NCT number NCT02743195
Other study ID # 16-PHX-0001
Secondary ID 16PMHN
Status Completed
Phase N/A
First received April 11, 2016
Last updated August 2, 2016
Start date March 2016
Est. completion date June 2016

Study information

Verified date August 2016
Source Pharmanex
Contact n/a
Is FDA regulated No
Health authority Canada: Health CanadaCanada: Institutional Review Board
Study type Interventional

Clinical Trial Summary

The gastrointestinal (GI) ecosystem is a complex network of bacterial cells, host cells and tissues that change with age. Fewer numbers and less diversity of beneficial bacteria and greater number and diversity of non-beneficial bacteria occurs with age and conditions associated with accelerated aging (i.e. obesity, high fat diet)(1,2). This imbalance of the microbiota contributes to increased inflammation of the gastrointestinal lining and changes to the integrity of the intestinal cell wall.

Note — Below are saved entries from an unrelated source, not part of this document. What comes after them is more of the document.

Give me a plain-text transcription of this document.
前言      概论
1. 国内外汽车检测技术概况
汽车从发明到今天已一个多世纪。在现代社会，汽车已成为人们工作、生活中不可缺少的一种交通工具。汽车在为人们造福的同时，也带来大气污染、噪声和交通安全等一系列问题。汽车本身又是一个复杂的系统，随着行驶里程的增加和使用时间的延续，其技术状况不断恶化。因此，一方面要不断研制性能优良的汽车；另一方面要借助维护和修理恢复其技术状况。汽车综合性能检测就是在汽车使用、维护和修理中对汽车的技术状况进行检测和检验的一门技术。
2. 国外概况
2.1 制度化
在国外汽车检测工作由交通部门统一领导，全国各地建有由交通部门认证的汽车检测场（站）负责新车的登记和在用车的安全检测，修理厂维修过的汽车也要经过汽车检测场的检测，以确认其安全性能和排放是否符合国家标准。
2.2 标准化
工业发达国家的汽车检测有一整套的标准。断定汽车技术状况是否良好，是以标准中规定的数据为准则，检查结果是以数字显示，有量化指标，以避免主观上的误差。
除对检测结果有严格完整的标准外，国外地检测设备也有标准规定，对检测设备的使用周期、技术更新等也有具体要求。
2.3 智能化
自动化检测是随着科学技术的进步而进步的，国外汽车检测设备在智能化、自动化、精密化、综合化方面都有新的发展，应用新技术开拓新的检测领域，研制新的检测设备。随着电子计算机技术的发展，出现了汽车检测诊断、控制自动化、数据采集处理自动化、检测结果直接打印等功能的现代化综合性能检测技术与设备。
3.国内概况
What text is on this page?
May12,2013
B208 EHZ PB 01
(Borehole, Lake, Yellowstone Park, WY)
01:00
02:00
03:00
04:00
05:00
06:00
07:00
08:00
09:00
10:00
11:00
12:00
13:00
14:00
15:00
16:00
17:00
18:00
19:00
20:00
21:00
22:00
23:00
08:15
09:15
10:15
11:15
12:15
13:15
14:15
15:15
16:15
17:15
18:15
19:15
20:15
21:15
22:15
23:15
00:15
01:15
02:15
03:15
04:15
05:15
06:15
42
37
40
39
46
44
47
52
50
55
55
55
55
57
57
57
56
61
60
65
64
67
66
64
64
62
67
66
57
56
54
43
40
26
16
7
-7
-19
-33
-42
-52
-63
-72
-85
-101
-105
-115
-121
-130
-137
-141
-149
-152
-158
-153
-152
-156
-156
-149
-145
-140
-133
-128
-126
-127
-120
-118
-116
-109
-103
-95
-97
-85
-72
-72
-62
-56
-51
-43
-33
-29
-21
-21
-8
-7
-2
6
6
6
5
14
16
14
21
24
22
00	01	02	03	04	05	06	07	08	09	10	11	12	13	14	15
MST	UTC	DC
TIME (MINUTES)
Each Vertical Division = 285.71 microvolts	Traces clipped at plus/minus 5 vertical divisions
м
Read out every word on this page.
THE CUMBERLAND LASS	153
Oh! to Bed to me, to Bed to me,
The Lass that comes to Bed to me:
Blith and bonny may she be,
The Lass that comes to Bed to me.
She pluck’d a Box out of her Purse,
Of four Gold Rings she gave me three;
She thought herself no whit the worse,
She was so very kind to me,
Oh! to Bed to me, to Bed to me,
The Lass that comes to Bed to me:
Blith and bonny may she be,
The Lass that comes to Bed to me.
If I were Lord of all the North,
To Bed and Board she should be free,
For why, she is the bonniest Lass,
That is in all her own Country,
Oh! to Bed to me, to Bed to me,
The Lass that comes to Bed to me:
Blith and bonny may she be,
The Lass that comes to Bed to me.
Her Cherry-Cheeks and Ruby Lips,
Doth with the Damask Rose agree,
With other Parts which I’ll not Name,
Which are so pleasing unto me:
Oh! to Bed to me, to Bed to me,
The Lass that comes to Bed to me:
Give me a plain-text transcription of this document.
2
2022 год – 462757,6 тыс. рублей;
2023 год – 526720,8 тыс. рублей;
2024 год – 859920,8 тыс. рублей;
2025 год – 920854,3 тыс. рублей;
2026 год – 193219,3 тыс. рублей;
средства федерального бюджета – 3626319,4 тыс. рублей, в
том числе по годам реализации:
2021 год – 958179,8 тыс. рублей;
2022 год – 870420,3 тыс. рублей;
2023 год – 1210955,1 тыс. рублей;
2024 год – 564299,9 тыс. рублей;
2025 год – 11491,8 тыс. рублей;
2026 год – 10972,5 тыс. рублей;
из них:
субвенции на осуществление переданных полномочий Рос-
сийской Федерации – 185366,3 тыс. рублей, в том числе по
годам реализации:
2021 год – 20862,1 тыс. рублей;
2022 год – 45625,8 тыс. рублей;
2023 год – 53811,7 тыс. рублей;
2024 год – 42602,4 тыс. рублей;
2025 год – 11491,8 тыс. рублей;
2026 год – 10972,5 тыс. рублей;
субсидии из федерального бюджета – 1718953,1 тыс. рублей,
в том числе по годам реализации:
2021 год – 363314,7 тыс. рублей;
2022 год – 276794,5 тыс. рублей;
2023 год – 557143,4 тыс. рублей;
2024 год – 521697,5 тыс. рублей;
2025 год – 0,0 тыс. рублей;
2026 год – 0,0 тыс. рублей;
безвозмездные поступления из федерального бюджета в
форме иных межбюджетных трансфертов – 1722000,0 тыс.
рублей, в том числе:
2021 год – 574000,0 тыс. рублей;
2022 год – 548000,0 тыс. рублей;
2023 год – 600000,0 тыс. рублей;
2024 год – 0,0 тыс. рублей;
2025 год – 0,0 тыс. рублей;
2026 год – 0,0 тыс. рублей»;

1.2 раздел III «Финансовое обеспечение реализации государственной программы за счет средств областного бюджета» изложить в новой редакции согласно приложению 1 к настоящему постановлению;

Prebiotics, such as non-digestible carbohydrates, can induce the growth or activity microorganisms that contribute to the well-being of the host. Recent studies have shown that prebiotic treatment can have beneficial effects on glucose levels, lipid metabolism, and inflammatory markers in an obese population(3). The polyphenol blend is rich in anthocyanins, which is a unique subgroup of flavonoids that have been demonstrated to impact the microbiome and have anti-inflammatory properties(4,5,6,7). This open-label study will assess the benefits of a prebiotic and polyphenol blend in healthy obese adults.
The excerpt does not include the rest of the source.